To complete the Single Market, the member governments have agreed that the key focus of attention will be on the removal of restrictions on the right of establishment, the movement of services, capital and skilled labour.

The governments have also agreed that it will be necessary to enact new laws, create the appropriate institutions and adopt the relevant administrative and other facilitating measures.

In July 1995 CARICOM Heads of Government agreed that, with effect from January 1996, nationals of the community, who are university graduates, should be allowed to move freely in the region for work purposes, thereby eliminating the need for work permits and permits of stay.

Most countries in CARICOM, including Barbados, put the necessary systems in place to give effect to this decision.

The following year, the leaders agreed to expand the categories of individuals allowed free movement for work purposes. The additions include Artistes, Sports Persons, Musicians and Media Workers.

Although it’s been established, the CSME was expected to be fully implemented between 2008 and 2009, with the harmonization of economic policy. That has not taken place.

While member states envisaged the creation of a single currency as part of monetary integration, this proposal has been put on the back-burner.

Currently there are six different currencies in the CSME region, with three of them being fixed exchange rate currencies tied to the USA dollar.
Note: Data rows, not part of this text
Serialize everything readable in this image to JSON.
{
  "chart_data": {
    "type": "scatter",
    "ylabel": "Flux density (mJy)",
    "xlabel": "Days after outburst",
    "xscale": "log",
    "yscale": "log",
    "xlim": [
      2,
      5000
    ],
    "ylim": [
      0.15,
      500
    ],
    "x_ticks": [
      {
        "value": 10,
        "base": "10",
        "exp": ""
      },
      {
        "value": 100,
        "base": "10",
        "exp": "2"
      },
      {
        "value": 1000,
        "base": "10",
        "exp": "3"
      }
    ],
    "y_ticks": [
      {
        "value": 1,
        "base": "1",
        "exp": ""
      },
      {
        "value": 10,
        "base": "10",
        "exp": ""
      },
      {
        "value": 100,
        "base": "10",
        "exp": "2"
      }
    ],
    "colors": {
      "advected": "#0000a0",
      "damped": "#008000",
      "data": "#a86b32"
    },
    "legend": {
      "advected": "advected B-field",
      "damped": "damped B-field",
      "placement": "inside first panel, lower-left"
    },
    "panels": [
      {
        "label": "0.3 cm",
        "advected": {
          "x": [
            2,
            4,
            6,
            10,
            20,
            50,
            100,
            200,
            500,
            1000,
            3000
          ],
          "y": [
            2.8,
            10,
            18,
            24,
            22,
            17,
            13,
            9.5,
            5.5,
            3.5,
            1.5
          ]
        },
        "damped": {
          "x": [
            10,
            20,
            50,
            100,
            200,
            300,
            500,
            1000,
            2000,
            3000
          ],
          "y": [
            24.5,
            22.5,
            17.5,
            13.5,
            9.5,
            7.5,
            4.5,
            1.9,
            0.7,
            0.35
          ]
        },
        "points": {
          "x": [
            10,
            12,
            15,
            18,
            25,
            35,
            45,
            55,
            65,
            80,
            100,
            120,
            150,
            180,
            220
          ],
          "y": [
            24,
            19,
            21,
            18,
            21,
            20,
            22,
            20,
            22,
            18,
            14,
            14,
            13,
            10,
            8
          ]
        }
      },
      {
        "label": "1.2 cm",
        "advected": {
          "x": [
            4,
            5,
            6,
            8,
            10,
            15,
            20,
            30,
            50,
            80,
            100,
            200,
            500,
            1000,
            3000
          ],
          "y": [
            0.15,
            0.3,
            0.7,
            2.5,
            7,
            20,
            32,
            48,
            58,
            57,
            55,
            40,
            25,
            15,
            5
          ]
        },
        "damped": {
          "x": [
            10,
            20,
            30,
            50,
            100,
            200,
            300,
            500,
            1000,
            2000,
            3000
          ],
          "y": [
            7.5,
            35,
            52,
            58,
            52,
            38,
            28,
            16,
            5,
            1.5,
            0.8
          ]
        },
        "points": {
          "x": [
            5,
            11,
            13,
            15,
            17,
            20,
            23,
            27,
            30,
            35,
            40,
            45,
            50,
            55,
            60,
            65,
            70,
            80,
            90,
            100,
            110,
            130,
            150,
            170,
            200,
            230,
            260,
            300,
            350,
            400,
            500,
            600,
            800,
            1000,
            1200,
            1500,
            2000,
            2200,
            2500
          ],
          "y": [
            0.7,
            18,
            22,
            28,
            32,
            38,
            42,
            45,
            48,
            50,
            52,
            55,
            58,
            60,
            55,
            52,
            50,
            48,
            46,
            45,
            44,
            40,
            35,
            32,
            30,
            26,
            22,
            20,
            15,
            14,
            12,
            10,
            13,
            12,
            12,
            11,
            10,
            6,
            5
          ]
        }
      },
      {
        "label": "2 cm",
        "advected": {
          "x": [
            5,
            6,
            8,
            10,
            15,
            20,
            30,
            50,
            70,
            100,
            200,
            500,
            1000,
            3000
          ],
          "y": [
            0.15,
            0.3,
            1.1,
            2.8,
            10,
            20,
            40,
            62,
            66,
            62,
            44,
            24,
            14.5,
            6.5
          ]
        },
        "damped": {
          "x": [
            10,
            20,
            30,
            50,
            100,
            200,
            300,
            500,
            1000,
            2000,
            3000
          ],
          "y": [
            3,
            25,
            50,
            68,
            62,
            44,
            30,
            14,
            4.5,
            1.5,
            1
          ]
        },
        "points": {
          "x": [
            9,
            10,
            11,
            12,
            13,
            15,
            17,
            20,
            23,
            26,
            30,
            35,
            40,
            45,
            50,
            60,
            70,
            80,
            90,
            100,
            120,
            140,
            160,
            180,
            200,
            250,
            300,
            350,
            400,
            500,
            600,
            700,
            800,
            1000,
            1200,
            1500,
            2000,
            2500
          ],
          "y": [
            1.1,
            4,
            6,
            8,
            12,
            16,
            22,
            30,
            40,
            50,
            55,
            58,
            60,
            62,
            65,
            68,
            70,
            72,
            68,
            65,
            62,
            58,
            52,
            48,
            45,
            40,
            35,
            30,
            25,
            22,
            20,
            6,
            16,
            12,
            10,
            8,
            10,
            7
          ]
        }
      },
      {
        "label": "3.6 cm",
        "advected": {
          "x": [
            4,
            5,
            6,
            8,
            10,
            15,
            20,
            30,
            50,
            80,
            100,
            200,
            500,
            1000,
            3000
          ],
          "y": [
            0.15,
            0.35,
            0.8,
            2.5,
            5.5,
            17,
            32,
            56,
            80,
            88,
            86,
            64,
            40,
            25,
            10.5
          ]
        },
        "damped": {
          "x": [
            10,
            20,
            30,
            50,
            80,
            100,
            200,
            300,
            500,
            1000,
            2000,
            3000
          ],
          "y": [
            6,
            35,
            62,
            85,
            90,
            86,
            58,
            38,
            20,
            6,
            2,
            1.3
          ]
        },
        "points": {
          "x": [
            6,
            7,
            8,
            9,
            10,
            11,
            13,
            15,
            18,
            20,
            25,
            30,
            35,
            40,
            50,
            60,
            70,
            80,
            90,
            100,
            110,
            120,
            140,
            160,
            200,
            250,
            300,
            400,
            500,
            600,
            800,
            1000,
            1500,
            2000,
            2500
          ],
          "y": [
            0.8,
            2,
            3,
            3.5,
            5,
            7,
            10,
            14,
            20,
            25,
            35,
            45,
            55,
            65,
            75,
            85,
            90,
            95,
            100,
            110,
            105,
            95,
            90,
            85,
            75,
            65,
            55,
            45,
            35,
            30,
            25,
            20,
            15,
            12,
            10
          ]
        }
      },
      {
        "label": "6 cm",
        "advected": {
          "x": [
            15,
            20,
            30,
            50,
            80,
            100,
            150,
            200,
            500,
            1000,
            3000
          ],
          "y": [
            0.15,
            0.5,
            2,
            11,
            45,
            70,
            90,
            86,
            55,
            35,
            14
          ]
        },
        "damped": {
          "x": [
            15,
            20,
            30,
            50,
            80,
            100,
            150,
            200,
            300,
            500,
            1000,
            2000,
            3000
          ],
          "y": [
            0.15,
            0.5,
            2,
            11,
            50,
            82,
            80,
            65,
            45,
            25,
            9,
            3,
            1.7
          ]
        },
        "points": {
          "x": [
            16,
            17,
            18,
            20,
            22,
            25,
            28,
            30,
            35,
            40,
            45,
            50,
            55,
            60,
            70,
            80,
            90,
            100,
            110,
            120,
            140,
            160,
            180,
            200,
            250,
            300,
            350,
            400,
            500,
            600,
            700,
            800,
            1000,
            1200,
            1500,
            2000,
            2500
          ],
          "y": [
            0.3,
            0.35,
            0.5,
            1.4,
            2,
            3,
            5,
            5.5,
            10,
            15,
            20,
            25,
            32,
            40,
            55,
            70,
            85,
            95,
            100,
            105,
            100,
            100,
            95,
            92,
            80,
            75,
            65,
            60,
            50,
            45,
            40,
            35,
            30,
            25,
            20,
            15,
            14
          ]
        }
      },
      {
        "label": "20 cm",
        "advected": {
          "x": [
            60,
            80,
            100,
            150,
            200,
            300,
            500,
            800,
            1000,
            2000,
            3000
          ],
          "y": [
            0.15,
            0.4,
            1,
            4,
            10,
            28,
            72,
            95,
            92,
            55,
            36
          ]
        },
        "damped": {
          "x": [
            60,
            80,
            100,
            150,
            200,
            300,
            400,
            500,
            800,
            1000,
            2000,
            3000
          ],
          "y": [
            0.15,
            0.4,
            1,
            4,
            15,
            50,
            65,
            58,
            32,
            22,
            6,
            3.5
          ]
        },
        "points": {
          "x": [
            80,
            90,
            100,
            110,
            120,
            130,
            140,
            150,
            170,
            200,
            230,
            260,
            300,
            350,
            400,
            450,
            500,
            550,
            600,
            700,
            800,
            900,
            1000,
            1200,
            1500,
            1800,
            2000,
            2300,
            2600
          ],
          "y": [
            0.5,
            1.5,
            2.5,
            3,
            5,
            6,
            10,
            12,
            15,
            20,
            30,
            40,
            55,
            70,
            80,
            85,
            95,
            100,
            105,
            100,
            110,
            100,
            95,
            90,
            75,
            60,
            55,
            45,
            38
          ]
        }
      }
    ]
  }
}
Two others are floating and the other is a managed float that displays a mixture of both floating and fixed.

Moving towards a single currency presents some challenges with no agreement on how to accommodate Guyana and Jamaica, the two countries with floating currencies.

The Single Economy is expected to be implemented in two phases.
Phase 1 is to take effect between 2008 and 2009 with the consolidation of the Single Market and the initiation of the Single Economy.

Its main elements would include:

— The outline of a CSME development vision and strategy

— The extension of categories of free movement of labour and the streamlining of existing procedures;

— Full implementation of free movement of service providers;

— Implementation of Legal status for the CARICOM Charter for Civil Society

— Establishment of the Regional Development Fund to help the less well off member states;

— Approval of the CARICOM Investment Regime and CARICOM Financial Services Agreement, to come into effect by January 1, 2009

— Establishment of the Regional Stock Exchange;

— Development of regional policy frameworks for energy, agriculture, sustainable tourism, agro-tourism, transport, new export services and small and medium enterprises.

Phase 2 is to take place between 2010 and 2015. Besides a consolidation and completion of the Single Economy, phase 2 is expected to include:

— Harmonisation of taxation systems, incentives and the financial and regulatory environment

— Implementation of common policies in areas of agriculture, energy-related industries, transport, small and medium enterprises, sustainable tourism and agro-tourism

— Implementation of the Regional Competition Policy and Regional Intellectual Property Regime

— Harmonization of fiscal and monetary policies and

— Implementation of a CARICOM Monetary Union.